On Saturday, Limbaugh gave an hour-and-a-half speech to cap off the three-day Conservative Political Action Conference in Washington, D.C. Limbaugh said it's fine for Republicans to criticize Obama's plans and Republicans must return to their core philosophies.

He added that Obama's plan won't restore prosperity and that's why he wants it to fail.

"Did the Democrats want the war in Iraq to fail? Well, they certainly did. And they not only wanted the war in Iraq to fail, they proclaimed it a failure. ... The last thing they wanted was to win. They hoped George Bush failed. So where is it -- what is so strange about being honest and saying, I want Barack Obama to fail if his mission is to restructure and reform this country so that capitalism and individual liberty are not its foundation? Why would I want that to succeed?" he asked, noting that he considered Obama a gifted communicator.

Limbaugh also laid into Republicans who work "around the edges" of the president's policies to try to make them work, saying that they are giving up their beliefs. He added that bipartisanship is a "false premise" because it is something that is demanded by the victor of elections.

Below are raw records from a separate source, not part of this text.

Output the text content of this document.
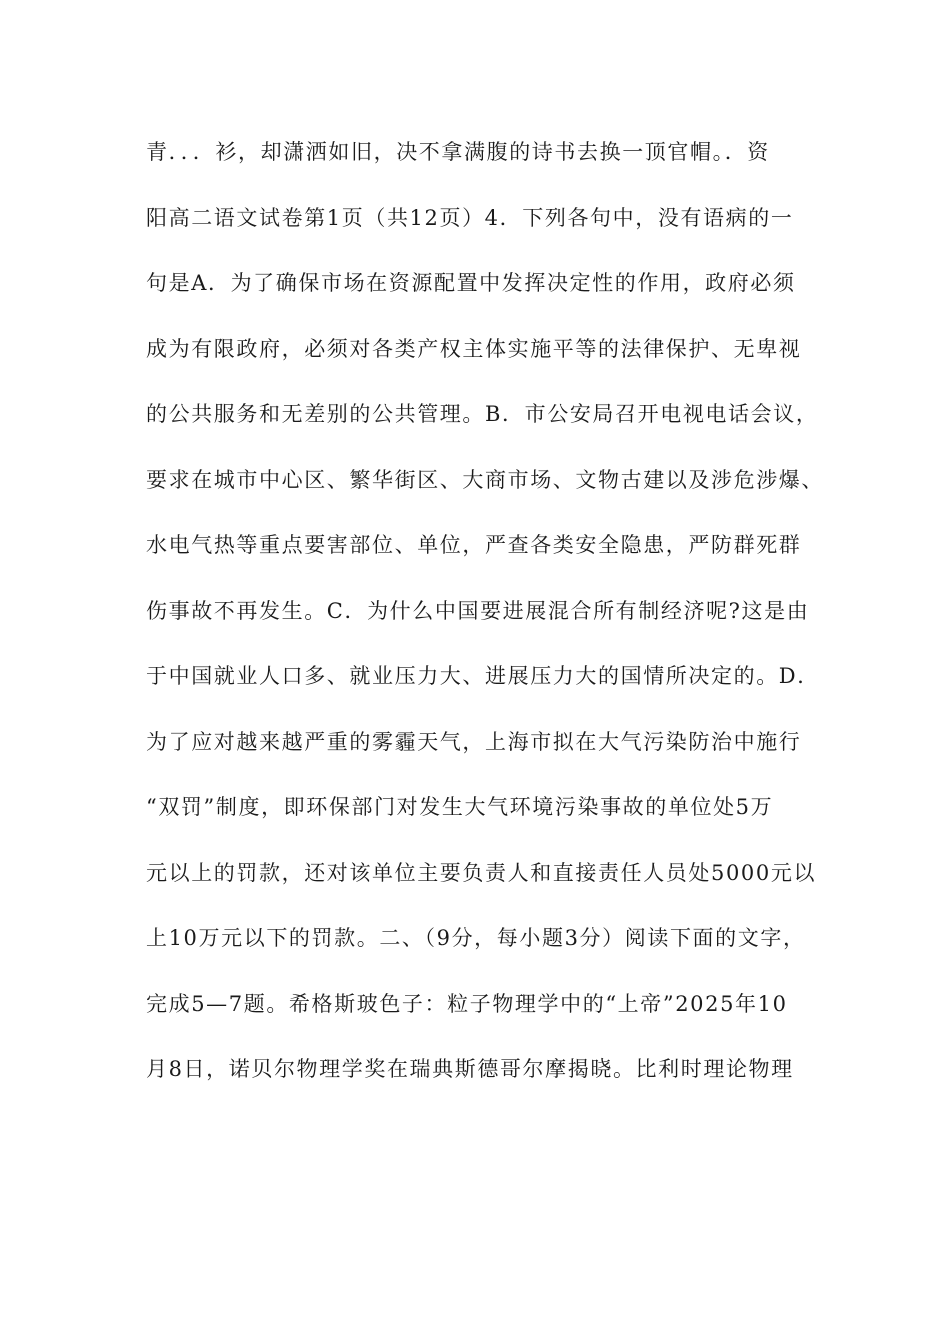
青．．．衫，却潇洒如旧，决不拿满腹的诗书去换一顶官帽。．资
阳高二语文试卷第1页（共12页）4．下列各句中，没有语病的一
句是A．为了确保市场在资源配置中发挥决定性的作用，政府必须
成为有限政府，必须对各类产权主体实施平等的法律保护、无卑视
的公共服务和无差别的公共管理。B．市公安局召开电视电话会议，
要求在城市中心区、繁华街区、大商市场、文物古建以及涉危涉爆、
水电气热等重点要害部位、单位，严查各类安全隐患，严防群死群
伤事故不再发生。C．为什么中国要进展混合所有制经济呢?这是由
于中国就业人口多、就业压力大、进展压力大的国情所决定的。D．
为了应对越来越严重的雾霾天气，上海市拟在大气污染防治中施行
“双罚”制度，即环保部门对发生大气环境污染事故的单位处5万
元以上的罚款，还对该单位主要负责人和直接责任人员处5000元以
上10万元以下的罚款。二、（9分，每小题3分）阅读下面的文字，
完成5—7题。希格斯玻色子：粒子物理学中的“上帝”2025年10
月8日，诺贝尔物理学奖在瑞典斯德哥尔摩揭晓。比利时理论物理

"In other words, let's say as conservatives, liberals demand that we be bipartisan with them in Congress. What they mean is we check our core principles at the door, come in, let them run the show, and then agree with them. That's bipartisanship to them," he said. "To us, bipartisanship is them being forced to agree with us after we have politically cleaned their clocks and beaten them. And that has to be what we're focused on."

But Emanuel said Americans want Republicans and Democrats to work together.

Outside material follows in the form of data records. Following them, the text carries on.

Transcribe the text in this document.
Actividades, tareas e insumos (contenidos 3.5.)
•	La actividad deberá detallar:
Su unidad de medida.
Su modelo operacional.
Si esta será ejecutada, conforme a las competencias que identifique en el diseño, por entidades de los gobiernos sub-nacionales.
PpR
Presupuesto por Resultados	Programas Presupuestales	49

"It's our desire that the Republicans would work with us and try to be constructive, rather than adopt the philosophy of somebody like Rush Limbaugh, who is praying for failure," Emanuel said.

"We may take different roads to get to that goal, but be clear on what we have to do to build this country, by investing in our people, changing the health care system, having an energy independence policy that clearly weans America off its dependence on foreign oil," he said.

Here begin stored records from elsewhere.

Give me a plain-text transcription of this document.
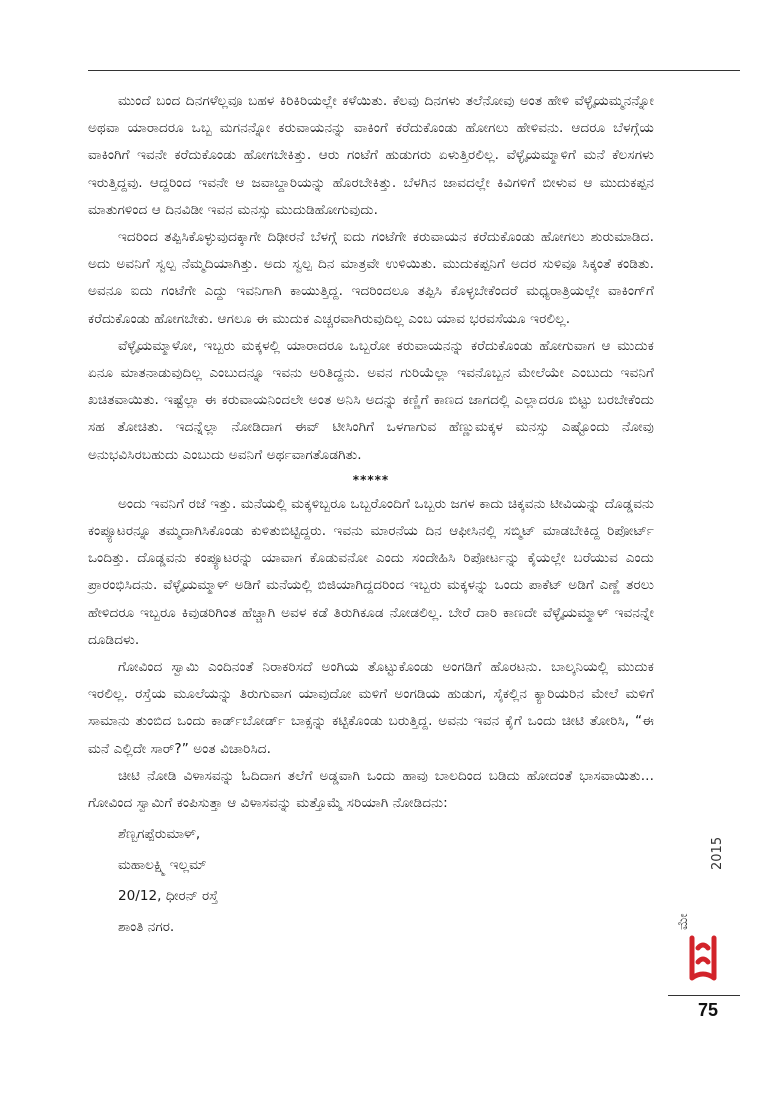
ಮುಂದೆ ಬಂದ ದಿನಗಳೆಲ್ಲವೂ ಬಹಳ ಕಿರಿಕಿರಿಯಲ್ಲೇ ಕಳೆಯಿತು. ಕೆಲವು ದಿನಗಳು ತಲೆನೋವು ಅಂತ ಹೇಳಿ ವೆಳ್ಳೈಯಮ್ಮನನ್ನೋ ಅಥವಾ ಯಾರಾದರೂ ಒಬ್ಬ ಮಗನನ್ನೋ ಕರುವಾಯನನ್ನು ವಾಕಿಂಗೆ ಕರೆದುಕೊಂಡು ಹೋಗಲು ಹೇಳಿವನು. ಆದರೂ ಬೆಳಗ್ಗೆಯ ವಾಕಿಂಗಿಗೆ ಇವನೇ ಕರೆದುಕೊಂಡು ಹೋಗಬೇಕಿತ್ತು. ಆರು ಗಂಟೆಗೆ ಹುಡುಗರು ಏಳುತ್ತಿರಲಿಲ್ಲ. ವೆಳ್ಳೈಯಮ್ಮಾಳಿಗೆ ಮನೆ ಕೆಲಸಗಳು ಇರುತ್ತಿದ್ದವು. ಆದ್ದರಿಂದ ಇವನೇ ಆ ಜವಾಬ್ದಾರಿಯನ್ನು ಹೊರಬೇಕಿತ್ತು. ಬೆಳಗಿನ ಜಾವದಲ್ಲೇ ಕಿವಿಗಳಿಗೆ ಬೀಳುವ ಆ ಮುದುಕಪ್ಪನ ಮಾತುಗಳಿಂದ ಆ ದಿನವಿಡೀ ಇವನ ಮನಸ್ಸು ಮುದುಡಿಹೋಗುವುದು.

ಇದರಿಂದ ತಪ್ಪಿಸಿಕೊಳ್ಳುವುದಕ್ಕಾಗೇ ದಿಢೀರನೆ ಬೆಳಗ್ಗೆ ಐದು ಗಂಟೆಗೇ ಕರುವಾಯನ ಕರೆದುಕೊಂಡು ಹೋಗಲು ಶುರುಮಾಡಿದ. ಅದು ಅವನಿಗೆ ಸ್ವಲ್ಪ ನೆಮ್ಮದಿಯಾಗಿತ್ತು. ಅದು ಸ್ವಲ್ಪ ದಿನ ಮಾತ್ರವೇ ಉಳಿಯಿತು. ಮುದುಕಪ್ಪನಿಗೆ ಅದರ ಸುಳಿವೂ ಸಿಕ್ಕಂತೆ ಕಂಡಿತು. ಅವನೂ ಐದು ಗಂಟೆಗೇ ಎದ್ದು ಇವನಿಗಾಗಿ ಕಾಯುತ್ತಿದ್ದ. ಇದರಿಂದಲೂ ತಪ್ಪಿಸಿ ಕೊಳ್ಳಬೇಕೆಂದರೆ ಮಧ್ಯರಾತ್ರಿಯಲ್ಲೇ ವಾಕಿಂಗ್‌ಗೆ ಕರೆದುಕೊಂಡು ಹೋಗಬೇಕು. ಆಗಲೂ ಈ ಮುದುಕ ಎಚ್ಚರವಾಗಿರುವುದಿಲ್ಲ ಎಂಬ ಯಾವ ಭರವಸೆಯೂ ಇರಲಿಲ್ಲ.

ವೆಳ್ಳೈಯಮ್ಮಾಳೋ, ಇಬ್ಬರು ಮಕ್ಕಳಲ್ಲಿ ಯಾರಾದರೂ ಒಬ್ಬರೋ ಕರುವಾಯನನ್ನು ಕರೆದುಕೊಂಡು ಹೋಗುವಾಗ ಆ ಮುದುಕ ಏನೂ ಮಾತನಾಡುವುದಿಲ್ಲ ಎಂಬುದನ್ನೂ ಇವನು ಅರಿತಿದ್ದನು. ಅವನ ಗುರಿಯೆಲ್ಲಾ ಇವನೊಬ್ಬನ ಮೇಲೆಯೇ ಎಂಬುದು ಇವನಿಗೆ ಖಚಿತವಾಯಿತು. ಇಷ್ಟೆಲ್ಲಾ ಈ ಕರುವಾಯನಿಂದಲೇ ಅಂತ ಅನಿಸಿ ಅದನ್ನು ಕಣ್ಣಿಗೆ ಕಾಣದ ಜಾಗದಲ್ಲಿ ಎಲ್ಲಾದರೂ ಬಿಟ್ಟು ಬರಬೇಕೆಂದು ಸಹ ತೋಚಿತು. ಇದನ್ನೆಲ್ಲಾ ನೋಡಿದಾಗ ಈವ್ ಟೀಸಿಂಗಿಗೆ ಒಳಗಾಗುವ ಹೆಣ್ಣುಮಕ್ಕಳ ಮನಸ್ಸು ಎಷ್ಟೊಂದು ನೋವು ಅನುಭವಿಸಿರಬಹುದು ಎಂಬುದು ಅವನಿಗೆ ಅರ್ಥವಾಗತೊಡಗಿತು.

*****

ಅಂದು ಇವನಿಗೆ ರಜೆ ಇತ್ತು. ಮನೆಯಲ್ಲಿ ಮಕ್ಕಳಿಬ್ಬರೂ ಒಬ್ಬರೊಂದಿಗೆ ಒಬ್ಬರು ಜಗಳ ಕಾದು ಚಿಕ್ಕವನು ಟೀವಿಯನ್ನು ದೊಡ್ಡವನು ಕಂಪ್ಯೂಟರನ್ನೂ ತಮ್ಮದಾಗಿಸಿಕೊಂಡು ಕುಳಿತುಬಿಟ್ಟಿದ್ದರು. ಇವನು ಮಾರನೆಯ ದಿನ ಆಫೀಸಿನಲ್ಲಿ ಸಬ್ಮಿಟ್ ಮಾಡಬೇಕಿದ್ದ ರಿಪೋರ್ಟ್ ಒಂದಿತ್ತು. ದೊಡ್ಡವನು ಕಂಪ್ಯೂಟರನ್ನು ಯಾವಾಗ ಕೊಡುವನೋ ಎಂದು ಸಂದೇಹಿಸಿ ರಿಪೋರ್ಟನ್ನು ಕೈಯಲ್ಲೇ ಬರೆಯುವ ಎಂದು ಪ್ರಾರಂಭಿಸಿದನು. ವೆಳ್ಳೈಯಮ್ಮಾಳ್ ಅಡಿಗೆ ಮನೆಯಲ್ಲಿ ಬಿಜಿಯಾಗಿದ್ದದರಿಂದ ಇಬ್ಬರು ಮಕ್ಕಳನ್ನು ಒಂದು ಪಾಕೆಟ್ ಅಡಿಗೆ ಎಣ್ಣೆ ತರಲು ಹೇಳಿದರೂ ಇಬ್ಬರೂ ಕಿವುಡರಿಗಿಂತ ಹೆಚ್ಚಾಗಿ ಅವಳ ಕಡೆ ತಿರುಗಿಕೂಡ ನೋಡಲಿಲ್ಲ. ಬೇರೆ ದಾರಿ ಕಾಣದೇ ವೆಳ್ಳೈಯಮ್ಮಾಳ್ ಇವನನ್ನೇ ದೂಡಿದಳು.

ಗೋವಿಂದ ಸ್ವಾಮಿ ಎಂದಿನಂತೆ ನಿರಾಕರಿಸದೆ ಅಂಗಿಯ ತೊಟ್ಟುಕೊಂಡು ಅಂಗಡಿಗೆ ಹೊರಟನು. ಬಾಲ್ಕನಿಯಲ್ಲಿ ಮುದುಕ ಇರಲಿಲ್ಲ. ರಸ್ತೆಯ ಮೂಲೆಯನ್ನು ತಿರುಗುವಾಗ ಯಾವುದೋ ಮಳಿಗೆ ಅಂಗಡಿಯ ಹುಡುಗ, ಸೈಕಲ್ಲಿನ ಕ್ಯಾರಿಯರಿನ ಮೇಲೆ ಮಳಿಗೆ ಸಾಮಾನು ತುಂಬಿದ ಒಂದು ಕಾರ್ಡ್‌ಬೋರ್ಡ್ ಬಾಕ್ಸನ್ನು ಕಟ್ಟಿಕೊಂಡು ಬರುತ್ತಿದ್ದ. ಅವನು ಇವನ ಕೈಗೆ ಒಂದು ಚೀಟಿ ತೋರಿಸಿ, “ಈ ಮನೆ ಎಲ್ಲಿದೇ ಸಾರ್?” ಅಂತ ವಿಚಾರಿಸಿದ.

ಚೀಟಿ ನೋಡಿ ವಿಳಾಸವನ್ನು ಓದಿದಾಗ ತಲೆಗೆ ಅಡ್ಡವಾಗಿ ಒಂದು ಹಾವು ಬಾಲದಿಂದ ಬಡಿದು ಹೋದಂತೆ ಭಾಸವಾಯಿತು... ಗೋವಿಂದ ಸ್ವಾಮಿಗೆ ಕಂಪಿಸುತ್ತಾ ಆ ವಿಳಾಸವನ್ನು ಮತ್ತೊಮ್ಮೆ ಸರಿಯಾಗಿ ನೋಡಿದನು:

ಶೆಣ್ಬಗಪ್ಪೆರುಮಾಳ್,
ಮಹಾಲಕ್ಷ್ಮಿ ಇಲ್ಲಮ್
20/12, ಧೀರನ್ ರಸ್ತೆ
ಶಾಂತಿ ನಗರ.
2015
ಮೇ
75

Emanuel suggested that Republicans who defy Limbaugh have to bow down to the commentator and seek forgiveness. If true, Rep. Eric Cantor, the fourth-ranking Republican in the House, could be next on the list. He said Sunday he does not take the Limbaugh approach of supporting failure.

"I don't think anyone wants anything to fail right now. We have such challenges. What we need to do is we need to put forth solutions to the problems that real families are facing today. And our common-sense, conservative principles of limited government, and the belief in free markets, and the belief that really opportunity can only be created by the private sector are going to undergird our proposals going forward," Cantor told ABC's "This Week."